The timing, however, was bound to raise questions. Melanie Sloan, the executive director of Citizens for Responsibility and Ethics in Washington, also questioned whether it was a fair deal.
"It's a good thing if it's in fact an arm's-length transaction, but I am skeptical that that's the case," said Sloan, whose organization filed a complaint claiming Deal violated congressional ethics rules.
Ethical questions surrounding the salvage yard became a critical issue during Deal’s run for governor.
The AJC reported in 2009 that Deal for years had a no-bid agreement with the state that paid the partners nearly $300,000 a year over a 20-year agreement. The AJC found that Deal and his staff fought to preserve the arrangement, telling state officials that it helped keep unsafe vehicles off Georgia's streets.
The story prompted an investigation by the Office of Congressional Ethics, which found that Deal, who was then a member of the U.S. House, might have violated federal ethics rules. Deal resigned from Congress in March 2010 before the organization could move forward. At the time, Deal said he wanted to devote himself full time to the governor's race.
Evans said negotiations to sell the salvage business were in the works for months before it closed June 26. The agreement also gives Copart an option to buy the land from Deal and Cronan for $4.8 million at the end of the 10-year lease.
Copart is a publicly traded online car auction firm claiming an inventory of more than 50,000 vehicles. The company, which operates five facilities in Georgia and dozens more across the nation, is aggressively seeking an expansion. It signed a deal in May to purchase Salvage Parent, which has 39 locations in 14 states.
The agreement with Copart gives Deal an infusion of cash to deal with his family finances. Records show that the governor and his wife, Sandra, owned 90 percent of a failed sporting goods store opened by his daughter and son-in-law by the time it closed. The financial woes of the business, which forced Clint Wilder and Carrie Deal Wilder to file for bankruptcy, became an issue during the 2010 governor's race.

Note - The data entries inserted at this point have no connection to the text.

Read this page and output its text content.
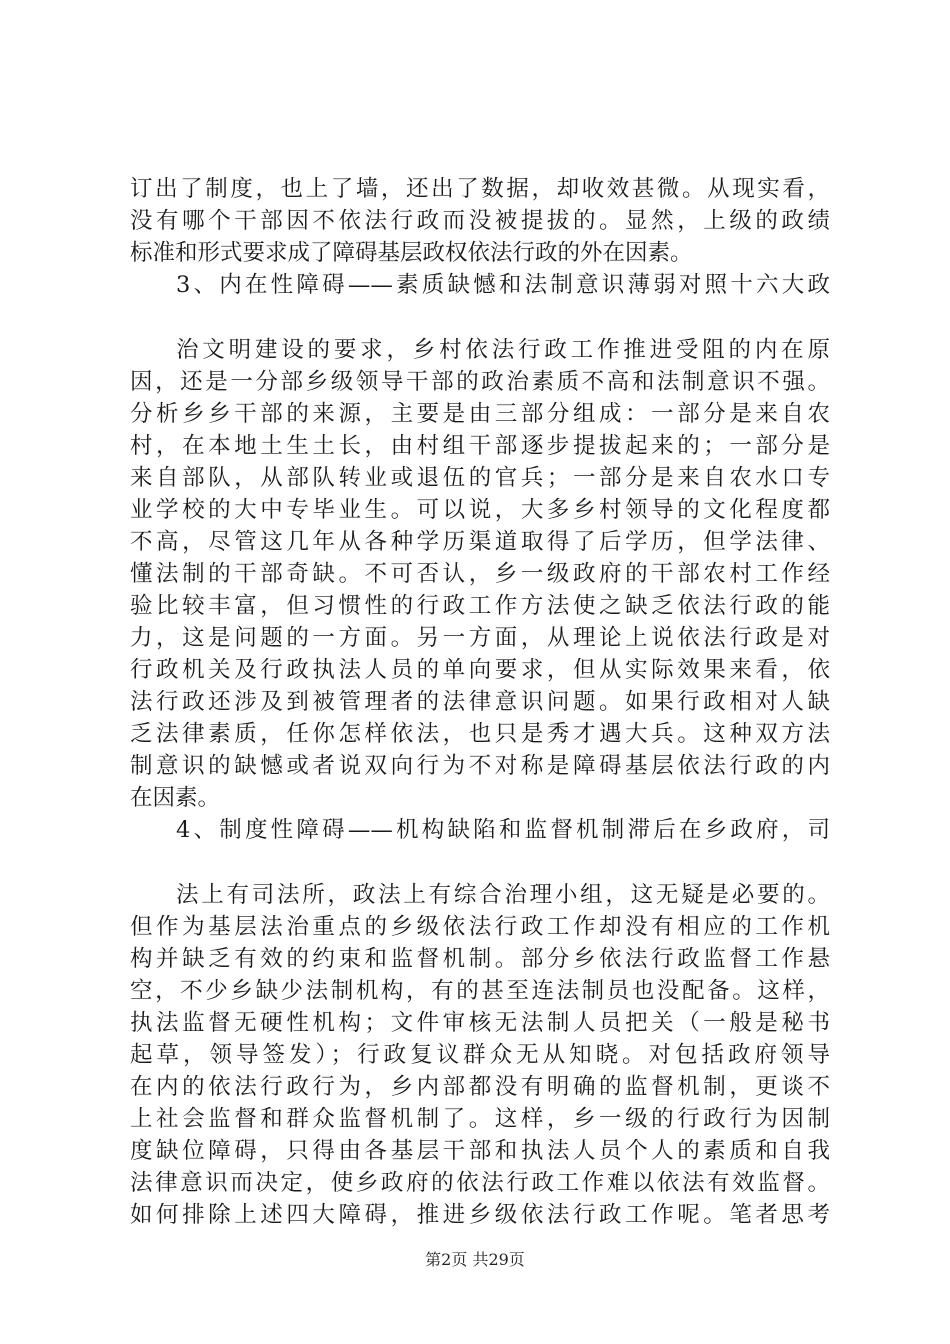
订出了制度，也上了墙，还出了数据，却收效甚微。从现实看，
没有哪个干部因不依法行政而没被提拔的。显然，上级的政绩
标准和形式要求成了障碍基层政权依法行政的外在因素。
3、内在性障碍——素质缺憾和法制意识薄弱对照十六大政
治文明建设的要求，乡村依法行政工作推进受阻的内在原
因，还是一分部乡级领导干部的政治素质不高和法制意识不强。
分析乡乡干部的来源，主要是由三部分组成：一部分是来自农
村，在本地土生土长，由村组干部逐步提拔起来的；一部分是
来自部队，从部队转业或退伍的官兵；一部分是来自农水口专
业学校的大中专毕业生。可以说，大多乡村领导的文化程度都
不高，尽管这几年从各种学历渠道取得了后学历，但学法律、
懂法制的干部奇缺。不可否认，乡一级政府的干部农村工作经
验比较丰富，但习惯性的行政工作方法使之缺乏依法行政的能
力，这是问题的一方面。另一方面，从理论上说依法行政是对
行政机关及行政执法人员的单向要求，但从实际效果来看，依
法行政还涉及到被管理者的法律意识问题。如果行政相对人缺
乏法律素质，任你怎样依法，也只是秀才遇大兵。这种双方法
制意识的缺憾或者说双向行为不对称是障碍基层依法行政的内
在因素。
4、制度性障碍——机构缺陷和监督机制滞后在乡政府，司
法上有司法所，政法上有综合治理小组，这无疑是必要的。
但作为基层法治重点的乡级依法行政工作却没有相应的工作机
构并缺乏有效的约束和监督机制。部分乡依法行政监督工作悬
空，不少乡缺少法制机构，有的甚至连法制员也没配备。这样，
执法监督无硬性机构；文件审核无法制人员把关（一般是秘书
起草，领导签发）；行政复议群众无从知晓。对包括政府领导
在内的依法行政行为，乡内部都没有明确的监督机制，更谈不
上社会监督和群众监督机制了。这样，乡一级的行政行为因制
度缺位障碍，只得由各基层干部和执法人员个人的素质和自我
法律意识而决定，使乡政府的依法行政工作难以依法有效监督。
如何排除上述四大障碍，推进乡级依法行政工作呢。笔者思考
第2页 共29页
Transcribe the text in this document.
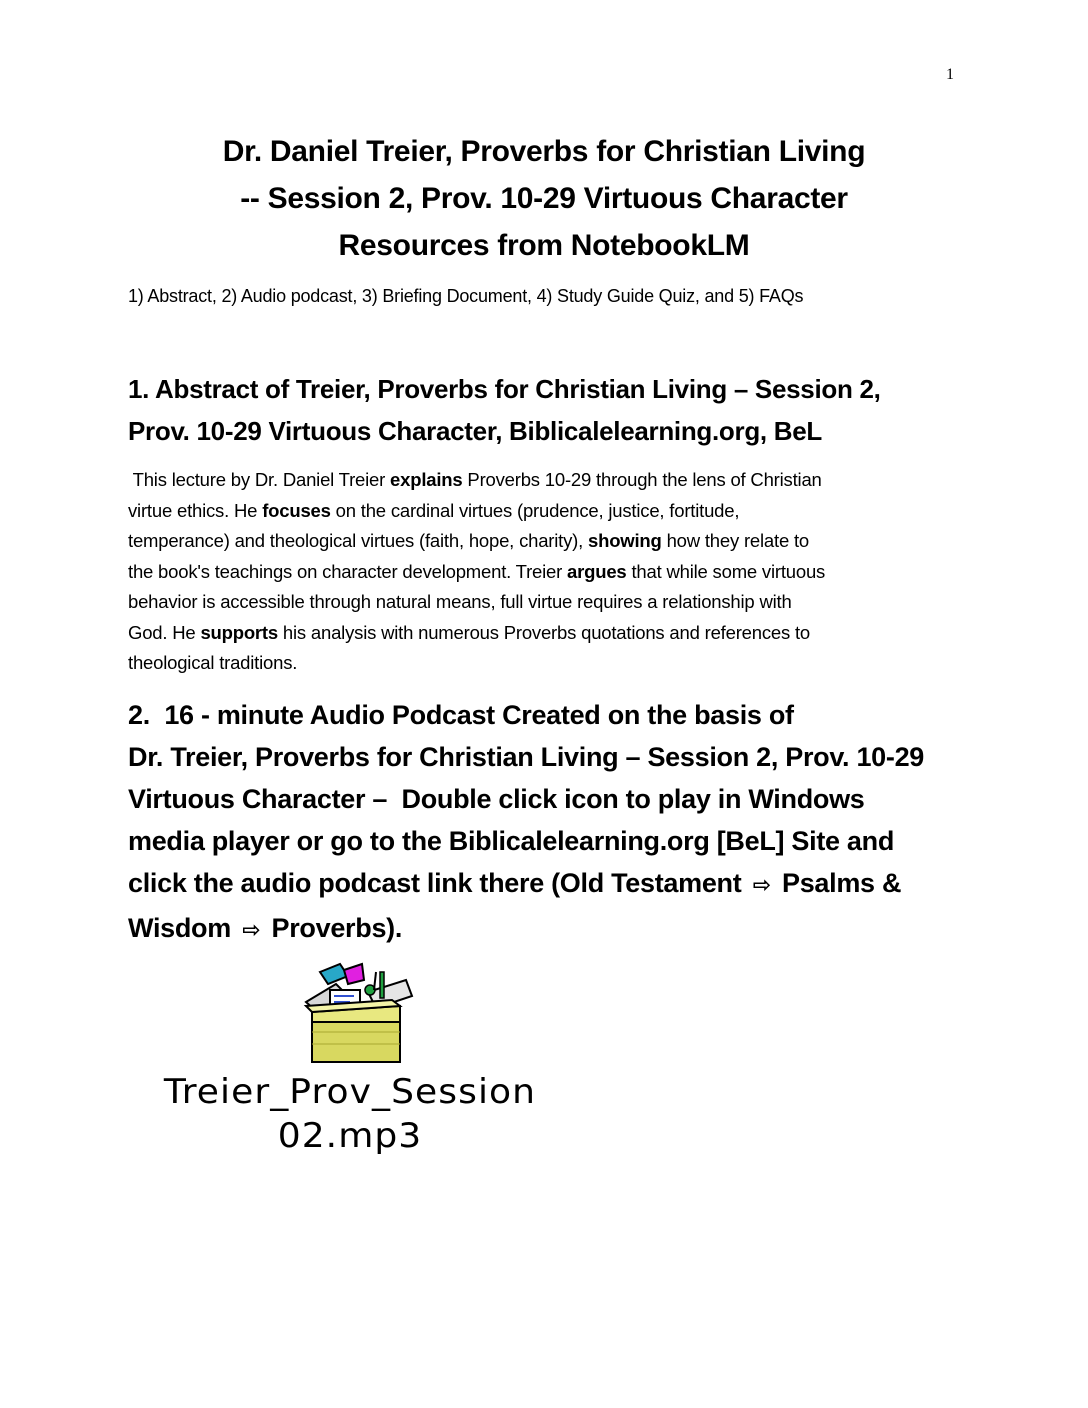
1
Dr. Daniel Treier, Proverbs for Christian Living
-- Session 2, Prov. 10-29 Virtuous Character
Resources from NotebookLM
1) Abstract, 2) Audio podcast, 3) Briefing Document, 4) Study Guide Quiz, and 5) FAQs
1. Abstract of Treier, Proverbs for Christian Living – Session 2,
Prov. 10-29 Virtuous Character, Biblicalelearning.org, BeL
This lecture by Dr. Daniel Treier explains Proverbs 10-29 through the lens of Christian
virtue ethics. He focuses on the cardinal virtues (prudence, justice, fortitude,
temperance) and theological virtues (faith, hope, charity), showing how they relate to
the book's teachings on character development. Treier argues that while some virtuous
behavior is accessible through natural means, full virtue requires a relationship with
God. He supports his analysis with numerous Proverbs quotations and references to
theological traditions.
2.  16 - minute Audio Podcast Created on the basis of
Dr. Treier, Proverbs for Christian Living – Session 2, Prov. 10-29
Virtuous Character –  Double click icon to play in Windows
media player or go to the Biblicalelearning.org [BeL] Site and
click the audio podcast link there (Old Testament ⇨ Psalms &
Wisdom ⇨ Proverbs).
Treier_Prov_Session
02.mp3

Evans said the money will likely be used to restructure the governor’s debt, though he would not say how much Deal owes.
“It has steadied because of this sale,” Evans said of Deal’s financial situation. “If you have an infusion of a few million dollars plus a monthly rental, you can only feel it’s a positive. I think his financial footing will be stronger than ever and he’ll have Gainesville Salvage in the history books.”